A prática da meditação

Jornal O Norte
07/10/2005 às 10:15.
Atualizado em 15/11/2021 às 08:52




Gustavo Mokusen *




Há alguns anos, a prática de meditação para alunos do Ensino Médio, um colega de profissão me perguntou qual era a finalidade daquela proposta. Como físico, sabia que por trás daquela pergunta estava o paradigma cartesiano de causa e efeito, do lucro e perda, e, naturalmente, que a questão esperava e merecia uma resposta esclarecedora. O que procuro descrever a seguir é uma síntese da justificativa pedagógica que sustenta o projeto de meditação na escola, que desenvolvo desde 2001.




A característica geral do mundo atual é a troca, o acúmulo e a manipulação de muita informação.




Vivemos claramente o mito da Ciência, da velocidade de processamento, da quantidade de conhecimento adquirida. De certa foram, gastamos quase toda nossa energia voltando-se para a análise do mundo exterior e para a extração de informação deste cenário que nos cerca. Ao mesmo tempo, e ironicamente, percebemos que só a detenção desse saber não garante nosso equilíbrio como seres humanos plenos, ou, pelo menos, o bom uso desse conhecimento. Na verdade, insinua-se quase o contrário: como efeito dessa fragmentação excessiva da atenção em milhares de coisas novas, surgem problemas como o stress mental, o vazio existencial frente à enormidade do saber a ser adquirido (e, com isso, a auto-exclusão do processo de educação) e a dificuldade de relacionar os milhões de fragmentos desse mesmo saber. Nessa multiplicidade desconexa, discernir entre o essencial e o acessório é uma qualidade rara.
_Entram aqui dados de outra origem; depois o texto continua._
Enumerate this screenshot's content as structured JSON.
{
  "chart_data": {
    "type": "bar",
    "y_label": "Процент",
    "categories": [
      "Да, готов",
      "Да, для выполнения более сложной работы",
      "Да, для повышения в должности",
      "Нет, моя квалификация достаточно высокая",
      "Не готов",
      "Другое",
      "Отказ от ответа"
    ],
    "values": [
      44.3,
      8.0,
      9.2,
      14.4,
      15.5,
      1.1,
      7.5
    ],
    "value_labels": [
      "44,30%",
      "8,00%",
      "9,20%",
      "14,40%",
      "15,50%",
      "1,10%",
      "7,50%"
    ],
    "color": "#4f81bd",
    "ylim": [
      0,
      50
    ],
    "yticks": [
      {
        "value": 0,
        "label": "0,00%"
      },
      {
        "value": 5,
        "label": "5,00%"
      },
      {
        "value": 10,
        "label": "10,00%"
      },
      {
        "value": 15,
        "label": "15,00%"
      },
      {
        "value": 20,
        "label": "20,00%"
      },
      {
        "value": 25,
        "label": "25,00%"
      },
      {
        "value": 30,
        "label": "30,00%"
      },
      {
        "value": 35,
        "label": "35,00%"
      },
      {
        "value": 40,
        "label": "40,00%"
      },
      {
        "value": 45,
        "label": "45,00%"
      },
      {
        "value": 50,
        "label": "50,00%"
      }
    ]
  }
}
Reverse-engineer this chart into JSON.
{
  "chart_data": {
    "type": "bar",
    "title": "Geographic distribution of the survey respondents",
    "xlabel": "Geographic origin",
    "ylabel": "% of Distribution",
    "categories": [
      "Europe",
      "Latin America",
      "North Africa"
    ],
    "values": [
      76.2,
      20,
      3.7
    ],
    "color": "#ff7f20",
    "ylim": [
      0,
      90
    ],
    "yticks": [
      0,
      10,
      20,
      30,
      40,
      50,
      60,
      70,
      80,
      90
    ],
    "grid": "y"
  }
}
Nesse cenário complexo nasceu a confusão a que assistimos em plena sala de aula hoje: nosso aluno quase não acredita mais no saber, pelo saber e percebemos uma desmotivação crescente como aprendizado, juntando-se a isso uma incapacidade generalizada de atenção e concentração em seus níveis mais elementares. Não que o aluno não goste de aprender, mas o fato é que ele não consegue mais adequar aos antigos processos de acúmulo de informação fragmentada. Em tais processos, o que se infere é que a capacidade para estabelecer e manter comunicação com o real fica confinada ao nível da idealização cartesiana puramente abstrata, o que não sustenta mais nossa necessidade de encontrar interações com o conhecimento e, principalmente, com a vida que nos cerca. Sem falar da sobrecarga de conteúdos que, de alguma forma, deveria se equilibrada, os processos não relacionais presentes no aluno recebem pouca ou nenhuma atenção, mas não podem mais ser negados, porque interferem efetivamente no aprendizado.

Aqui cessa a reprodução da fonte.